While on the outside I prayed the simple words of the Lord’s Prayer, in my heart I was grasping for crumbs. Instead of taking time to focus on where God is leading with His daily bread for me, I flipped open every recipe book imaginable to try making my own bread: something substantial, something thick and hearty – but inevitably, it didn’t satisfy. White-knuckling it can lead us to a scarcity mindset of looking for our own sustenance because we’re worried God is going to leave us starving.

However, when we pray “give us this day our daily bread”, we are invited into the disposition of Jesus in the Gospels: one of openness, surrender, and trust that God will give us what we need today. Not tomorrow, not next week, not 10 years from now. Today.

Jesus never worried about His physical hunger. He also never worried about what would happen to Him, because He knew that He was infinitely loved by the Father who sent Him. I imagine that when Jesus prayed the line “give us this day our daily bread,” He meant it. Everything He did was framed by the fact that God was sustaining Him. 

Where Jesus is the embodiment of this complete surrender, I still balk at the thought of potentially not getting my way. But thanks be to God, He continues to love us and invites us into a deeper relationship of trust that He only has good things for us. To commit to relying solely on our daily bread means that we set aside all our backup plans and submit ourselves to His plan for the moment.

After teaching His disciples how to pray, Jesus takes things one step further: He challenges His disciples to have a disposition of active receptivity. He tells the disciples, “Ask, and it will be given to you; search, and you will find; knock and the door will be opened for you” (Luke 11:9). God doesn’t want us to passively receive our daily bread. He wants us to actively receive.

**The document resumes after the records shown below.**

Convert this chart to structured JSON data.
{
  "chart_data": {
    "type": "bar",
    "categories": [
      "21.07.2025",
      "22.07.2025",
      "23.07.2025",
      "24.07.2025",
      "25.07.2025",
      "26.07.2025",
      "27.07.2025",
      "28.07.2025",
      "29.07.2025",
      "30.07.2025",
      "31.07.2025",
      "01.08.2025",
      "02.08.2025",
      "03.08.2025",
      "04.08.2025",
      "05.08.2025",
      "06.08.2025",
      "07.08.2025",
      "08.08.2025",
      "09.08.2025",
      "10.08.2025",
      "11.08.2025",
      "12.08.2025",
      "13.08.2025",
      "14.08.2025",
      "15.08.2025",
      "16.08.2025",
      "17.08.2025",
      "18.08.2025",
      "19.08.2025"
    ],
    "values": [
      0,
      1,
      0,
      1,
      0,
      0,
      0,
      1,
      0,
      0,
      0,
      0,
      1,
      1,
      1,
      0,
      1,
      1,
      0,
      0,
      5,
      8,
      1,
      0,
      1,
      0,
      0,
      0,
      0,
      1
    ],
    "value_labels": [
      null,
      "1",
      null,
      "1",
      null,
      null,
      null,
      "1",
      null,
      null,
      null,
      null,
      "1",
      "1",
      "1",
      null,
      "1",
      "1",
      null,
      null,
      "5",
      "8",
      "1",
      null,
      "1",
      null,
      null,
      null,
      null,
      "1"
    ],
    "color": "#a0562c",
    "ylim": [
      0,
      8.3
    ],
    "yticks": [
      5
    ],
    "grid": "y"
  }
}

However, ‘actively receiving’ can be easier said than done, especially when what we ask for and what we do receive do not line up. It’s like an act of falling in love and growing in a relationship with another person. We can never be totally sure that the other person will always be the kind, loving person we know them today. Opening ourselves to a relationship means that we open ourselves up to potential hurt and pain. In the same way, actively receiving can look like willing yourself to be vulnerable and open with God about your dreams and desires, all while knowing that God’s dreams and desires for us may look different. 

He wants to engage with us in a relationship so real and raw that we can open our hearts in our asking, searching, and knocking – and what comes about from that is His prerogative, the daily bread destined for us today. 

St. Ignatius of Loyola has a beautiful prayer called the Suscipe, which is Latin for “receive”. It’s an apt response to receiving whatever daily bread that God has for us. As we pray at the end of the Suscipe, “Give me only your love and your grace, that is enough for me.” Notice that the prayer doesn’t ask for more things – more time, more money, more health – but only the love and grace He has for us. 

Today, I invite you to pray these words with me: God, I release everything back to you and rely solely on what you are giving me for the moment. I will ask, search, and knock, and trust that what you give to me is what is necessary right now.

What remains is a radical trust that God never overwhelms and never shortchanges. The daily bread He has for you and me is sufficient, and I pray that we take the time to enjoy the bread that He gives us.